Here I would like to collect, prepare, and explore my data. First thing is to import the data set.
dt_students <- fread(file = "./data/student_habits_performance.csv")
I would like to check, if i have some nullish data in my dataset. I think it is a good idea to go through all rows and colums and check, if there is a NA. I want to check it with built-in function in R complete.cases(data_table). This function returns TRUE or FALSE if row contains a NA value.
That looks great. Now we can move on to exploration.
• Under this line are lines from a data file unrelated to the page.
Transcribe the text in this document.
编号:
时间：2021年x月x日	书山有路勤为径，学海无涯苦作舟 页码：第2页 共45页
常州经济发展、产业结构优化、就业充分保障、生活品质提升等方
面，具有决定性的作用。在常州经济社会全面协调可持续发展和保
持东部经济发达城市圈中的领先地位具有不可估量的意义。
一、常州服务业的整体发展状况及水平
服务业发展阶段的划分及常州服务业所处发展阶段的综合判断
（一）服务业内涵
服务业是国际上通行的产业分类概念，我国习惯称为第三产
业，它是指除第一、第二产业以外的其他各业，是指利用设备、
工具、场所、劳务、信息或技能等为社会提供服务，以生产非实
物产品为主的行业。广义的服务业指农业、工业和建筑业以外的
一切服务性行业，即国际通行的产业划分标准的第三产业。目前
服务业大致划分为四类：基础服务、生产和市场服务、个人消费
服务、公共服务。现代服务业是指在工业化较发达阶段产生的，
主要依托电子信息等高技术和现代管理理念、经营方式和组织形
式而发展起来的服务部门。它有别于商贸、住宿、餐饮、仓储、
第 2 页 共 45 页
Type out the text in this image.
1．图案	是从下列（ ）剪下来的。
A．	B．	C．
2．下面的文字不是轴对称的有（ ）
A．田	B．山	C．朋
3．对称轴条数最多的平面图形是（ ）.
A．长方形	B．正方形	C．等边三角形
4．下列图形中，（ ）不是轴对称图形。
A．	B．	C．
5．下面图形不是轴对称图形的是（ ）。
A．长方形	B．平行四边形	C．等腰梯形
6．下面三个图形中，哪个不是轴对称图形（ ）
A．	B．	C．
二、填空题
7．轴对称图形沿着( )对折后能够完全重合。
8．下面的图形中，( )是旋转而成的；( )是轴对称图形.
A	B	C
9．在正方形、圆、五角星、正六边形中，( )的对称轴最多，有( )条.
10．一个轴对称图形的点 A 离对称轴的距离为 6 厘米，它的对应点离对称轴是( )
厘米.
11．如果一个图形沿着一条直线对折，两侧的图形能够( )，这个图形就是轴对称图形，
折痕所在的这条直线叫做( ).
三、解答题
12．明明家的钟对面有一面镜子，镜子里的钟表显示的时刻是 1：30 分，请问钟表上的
But before I start, It is crucial to install all needed libraries.
library(data.table)
library(ggcorrplot)
library(ggExtra)
library(ggplot2)
library(ggridges)
library(ggsci)
library(ggthemes)
library(RColorBrewer)
library(svglite)
library(viridis)
library(scales)
library(rpart)
library(rpart.plot)
library(factoextra)
I found some helpful functions in R, so we could have a look on our data. We will start with a structure, than we will get some statistic data and take a head() of the data
str(dt_students)
Classes ‘data.table’ and 'data.frame': 1000 obs. of 16 variables:
$ student_id : chr "S1000" "S1001" "S1002" "S1003" ...
$ age : int 23 20 21 23 19 24 21 21 23 18 ...
$ gender : chr "Female" "Female" "Male" "Female" ...
$ study_hours_per_day : num 0 6.9 1.4 1 5 7.2 5.6 4.3 4.4 4.8 ...
$ social_media_hours : num 1.2 2.8 3.1 3.9 4.4 1.3 1.5 1 2.2 3.1 ...
$ netflix_hours : num 1.1 2.3 1.3 1 0.5 0 1.4 2 1.7 1.3 ...
$ part_time_job : chr "No" "No" "No" "No" ...
$ attendance_percentage : num 85 97.3 94.8 71 90.9 82.9 85.8 77.7 100 95.4 ...
$ sleep_hours : num 8 4.6 8 9.2 4.9 7.4 6.5 4.6 7.1 7.5 ...
$ diet_quality : chr "Fair" "Good" "Poor" "Poor" ...
$ exercise_frequency : int 6 6 1 4 3 1 2 0 3 5 ...
$ parental_education_level : chr "Master" "High School" "High School" "Master" ...
$ internet_quality : chr "Average" "Average" "Poor" "Good" ...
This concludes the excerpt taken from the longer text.